Il y a près de 40 ans que le régime de responsabilité sans égard à la faute a été instauré par le gouvernement québécois, afin d'indemniser le préjudice corporel des victimes d'accident de la route. En fonction de ce régime public d'assurance, quels droits avez-vous à titre de victime d'une collision? Et quelle est l'étendue de la protection juridique dont vous jouissez si vous êtes plutôt responsable de l'accident ?
Afin de bien cerner la particularité de ce système d'indemnisation, regardons d'abord le régime généralement applicable en matière de responsabilité civile (art. 1457 C.c.Q.). Selon ce régime, pour qu'un individu soit tenu civilement responsable à votre égard, vous devez prouver trois éléments : 1- sa faute ; 2- les dommages que vous avez subis, et 3- le lien de causalité entre la faute et les dommages.

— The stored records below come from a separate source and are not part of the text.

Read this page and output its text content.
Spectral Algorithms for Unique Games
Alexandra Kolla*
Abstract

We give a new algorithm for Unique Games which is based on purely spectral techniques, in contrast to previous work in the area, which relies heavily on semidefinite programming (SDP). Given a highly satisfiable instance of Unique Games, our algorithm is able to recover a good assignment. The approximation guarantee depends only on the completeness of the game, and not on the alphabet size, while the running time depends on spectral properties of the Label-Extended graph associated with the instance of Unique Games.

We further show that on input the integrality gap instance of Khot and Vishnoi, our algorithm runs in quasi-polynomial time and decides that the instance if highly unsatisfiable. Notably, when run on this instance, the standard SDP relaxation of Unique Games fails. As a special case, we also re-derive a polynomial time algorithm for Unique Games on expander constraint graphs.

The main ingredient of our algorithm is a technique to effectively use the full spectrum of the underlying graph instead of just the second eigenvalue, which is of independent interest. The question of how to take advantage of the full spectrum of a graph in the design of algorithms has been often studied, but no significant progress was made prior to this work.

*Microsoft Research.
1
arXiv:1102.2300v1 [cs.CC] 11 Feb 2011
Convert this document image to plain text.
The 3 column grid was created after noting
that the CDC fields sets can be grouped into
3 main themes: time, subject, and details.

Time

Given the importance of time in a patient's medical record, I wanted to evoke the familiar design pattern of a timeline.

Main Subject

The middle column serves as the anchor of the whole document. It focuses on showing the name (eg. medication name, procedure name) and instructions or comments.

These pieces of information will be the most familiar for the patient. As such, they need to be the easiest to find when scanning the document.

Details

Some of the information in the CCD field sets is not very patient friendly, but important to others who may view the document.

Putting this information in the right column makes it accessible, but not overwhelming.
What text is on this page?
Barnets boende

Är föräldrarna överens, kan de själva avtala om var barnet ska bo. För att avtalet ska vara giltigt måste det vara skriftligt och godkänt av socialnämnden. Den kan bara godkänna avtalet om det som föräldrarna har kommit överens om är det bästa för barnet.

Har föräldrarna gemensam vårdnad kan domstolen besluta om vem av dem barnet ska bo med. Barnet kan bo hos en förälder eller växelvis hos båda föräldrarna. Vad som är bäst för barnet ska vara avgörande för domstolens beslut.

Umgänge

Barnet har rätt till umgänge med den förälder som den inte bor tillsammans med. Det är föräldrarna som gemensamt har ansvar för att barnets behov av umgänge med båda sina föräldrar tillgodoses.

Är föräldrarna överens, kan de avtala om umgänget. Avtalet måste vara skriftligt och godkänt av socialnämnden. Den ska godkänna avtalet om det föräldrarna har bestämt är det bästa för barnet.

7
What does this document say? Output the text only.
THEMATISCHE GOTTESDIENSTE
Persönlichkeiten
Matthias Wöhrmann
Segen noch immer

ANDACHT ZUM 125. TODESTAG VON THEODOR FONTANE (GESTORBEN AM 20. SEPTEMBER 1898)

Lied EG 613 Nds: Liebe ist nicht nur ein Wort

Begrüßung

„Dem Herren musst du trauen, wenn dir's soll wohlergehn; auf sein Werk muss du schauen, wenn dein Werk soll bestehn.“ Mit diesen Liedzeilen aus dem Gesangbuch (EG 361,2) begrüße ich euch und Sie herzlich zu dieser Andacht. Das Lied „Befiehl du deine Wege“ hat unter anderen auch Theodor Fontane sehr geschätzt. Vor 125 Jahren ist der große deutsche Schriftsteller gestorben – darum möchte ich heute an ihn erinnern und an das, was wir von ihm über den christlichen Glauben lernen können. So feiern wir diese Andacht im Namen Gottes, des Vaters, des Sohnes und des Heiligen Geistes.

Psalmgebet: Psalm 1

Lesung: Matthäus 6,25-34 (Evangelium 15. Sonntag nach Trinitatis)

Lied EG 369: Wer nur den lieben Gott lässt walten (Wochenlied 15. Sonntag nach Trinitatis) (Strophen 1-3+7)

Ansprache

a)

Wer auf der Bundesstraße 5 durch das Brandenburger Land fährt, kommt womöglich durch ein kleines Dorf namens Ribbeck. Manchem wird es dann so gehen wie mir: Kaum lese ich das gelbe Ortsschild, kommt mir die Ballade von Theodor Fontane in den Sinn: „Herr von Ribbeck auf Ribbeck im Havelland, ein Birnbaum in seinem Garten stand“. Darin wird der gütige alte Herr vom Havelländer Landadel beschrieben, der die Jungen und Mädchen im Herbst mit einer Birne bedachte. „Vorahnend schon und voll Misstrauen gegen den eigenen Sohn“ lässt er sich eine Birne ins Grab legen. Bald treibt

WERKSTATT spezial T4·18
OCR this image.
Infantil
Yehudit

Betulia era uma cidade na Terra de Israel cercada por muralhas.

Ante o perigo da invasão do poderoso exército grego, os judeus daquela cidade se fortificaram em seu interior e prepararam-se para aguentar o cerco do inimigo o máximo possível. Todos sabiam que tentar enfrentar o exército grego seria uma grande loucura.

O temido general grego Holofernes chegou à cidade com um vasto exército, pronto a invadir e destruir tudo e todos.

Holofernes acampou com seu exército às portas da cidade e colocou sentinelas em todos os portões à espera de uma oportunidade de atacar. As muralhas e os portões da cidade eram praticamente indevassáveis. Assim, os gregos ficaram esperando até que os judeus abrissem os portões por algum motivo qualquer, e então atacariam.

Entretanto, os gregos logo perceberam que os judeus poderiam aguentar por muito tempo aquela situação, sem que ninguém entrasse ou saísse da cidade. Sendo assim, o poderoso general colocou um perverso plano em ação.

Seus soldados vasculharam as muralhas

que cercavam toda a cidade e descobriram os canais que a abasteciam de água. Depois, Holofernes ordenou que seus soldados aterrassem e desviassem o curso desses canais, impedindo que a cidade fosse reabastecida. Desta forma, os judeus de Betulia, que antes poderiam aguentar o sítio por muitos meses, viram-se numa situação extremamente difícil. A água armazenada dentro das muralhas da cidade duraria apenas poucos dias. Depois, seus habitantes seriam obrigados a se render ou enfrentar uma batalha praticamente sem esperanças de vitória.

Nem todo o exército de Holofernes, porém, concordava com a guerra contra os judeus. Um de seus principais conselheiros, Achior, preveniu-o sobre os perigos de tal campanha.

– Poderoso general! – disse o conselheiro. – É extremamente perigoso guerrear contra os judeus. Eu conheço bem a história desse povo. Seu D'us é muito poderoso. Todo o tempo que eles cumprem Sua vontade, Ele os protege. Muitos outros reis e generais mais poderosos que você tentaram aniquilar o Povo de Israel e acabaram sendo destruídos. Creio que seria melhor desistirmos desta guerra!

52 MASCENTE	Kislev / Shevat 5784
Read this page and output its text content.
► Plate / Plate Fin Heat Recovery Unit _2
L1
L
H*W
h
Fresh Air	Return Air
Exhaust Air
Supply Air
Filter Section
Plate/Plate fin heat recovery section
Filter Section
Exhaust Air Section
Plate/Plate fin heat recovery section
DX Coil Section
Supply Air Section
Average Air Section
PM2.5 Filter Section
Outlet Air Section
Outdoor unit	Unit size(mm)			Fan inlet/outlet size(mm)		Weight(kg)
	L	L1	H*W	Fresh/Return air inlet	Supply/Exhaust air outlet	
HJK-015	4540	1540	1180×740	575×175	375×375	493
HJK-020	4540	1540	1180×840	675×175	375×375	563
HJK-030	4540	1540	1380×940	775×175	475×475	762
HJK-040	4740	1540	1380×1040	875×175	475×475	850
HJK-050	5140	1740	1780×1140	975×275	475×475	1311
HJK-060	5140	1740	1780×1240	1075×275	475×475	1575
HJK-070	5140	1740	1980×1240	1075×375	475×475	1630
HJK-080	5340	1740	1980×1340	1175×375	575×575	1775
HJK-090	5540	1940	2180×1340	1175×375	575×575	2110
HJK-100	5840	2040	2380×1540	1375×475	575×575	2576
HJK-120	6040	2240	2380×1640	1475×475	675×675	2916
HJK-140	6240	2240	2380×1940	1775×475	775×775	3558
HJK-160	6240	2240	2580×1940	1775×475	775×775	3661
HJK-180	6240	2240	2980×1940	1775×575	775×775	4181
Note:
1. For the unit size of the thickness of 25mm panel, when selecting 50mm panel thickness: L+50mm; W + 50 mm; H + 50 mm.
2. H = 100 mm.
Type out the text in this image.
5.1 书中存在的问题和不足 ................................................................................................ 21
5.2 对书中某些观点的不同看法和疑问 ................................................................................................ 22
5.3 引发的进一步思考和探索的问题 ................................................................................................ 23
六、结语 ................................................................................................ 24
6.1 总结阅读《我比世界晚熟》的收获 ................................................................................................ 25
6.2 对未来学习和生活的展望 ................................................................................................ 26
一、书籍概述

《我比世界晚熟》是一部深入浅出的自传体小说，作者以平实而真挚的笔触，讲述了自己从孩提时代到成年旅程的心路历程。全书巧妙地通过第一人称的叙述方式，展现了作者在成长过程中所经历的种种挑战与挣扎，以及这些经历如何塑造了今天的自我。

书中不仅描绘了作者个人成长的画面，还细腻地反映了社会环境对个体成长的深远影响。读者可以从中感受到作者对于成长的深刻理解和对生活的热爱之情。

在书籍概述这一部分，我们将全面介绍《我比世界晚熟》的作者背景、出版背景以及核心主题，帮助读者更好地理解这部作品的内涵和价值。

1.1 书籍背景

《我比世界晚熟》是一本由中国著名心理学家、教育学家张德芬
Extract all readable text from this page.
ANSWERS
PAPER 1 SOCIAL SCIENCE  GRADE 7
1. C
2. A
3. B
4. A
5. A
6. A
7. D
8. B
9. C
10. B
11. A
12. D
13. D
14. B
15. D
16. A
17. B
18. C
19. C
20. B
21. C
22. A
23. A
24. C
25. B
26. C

Toutefois, dans le cadre du régime provincial, vous avez moins de preuves à fournir pour être indemnisé. Bien que vous deviez prouver vos dommages et le rapport entre vos blessures et l'accident survenu lors de l'usage ou du chargement d'un véhicule, vous n'avez pas à démontrer l'existence d'une faute de la part de qui que ce soit. La faute se définit légalement comme un écart entre le comportement du défendeur et le comportement qu'aurait eu une personne raisonnable, prudente et diligente dans les mêmes circonstances.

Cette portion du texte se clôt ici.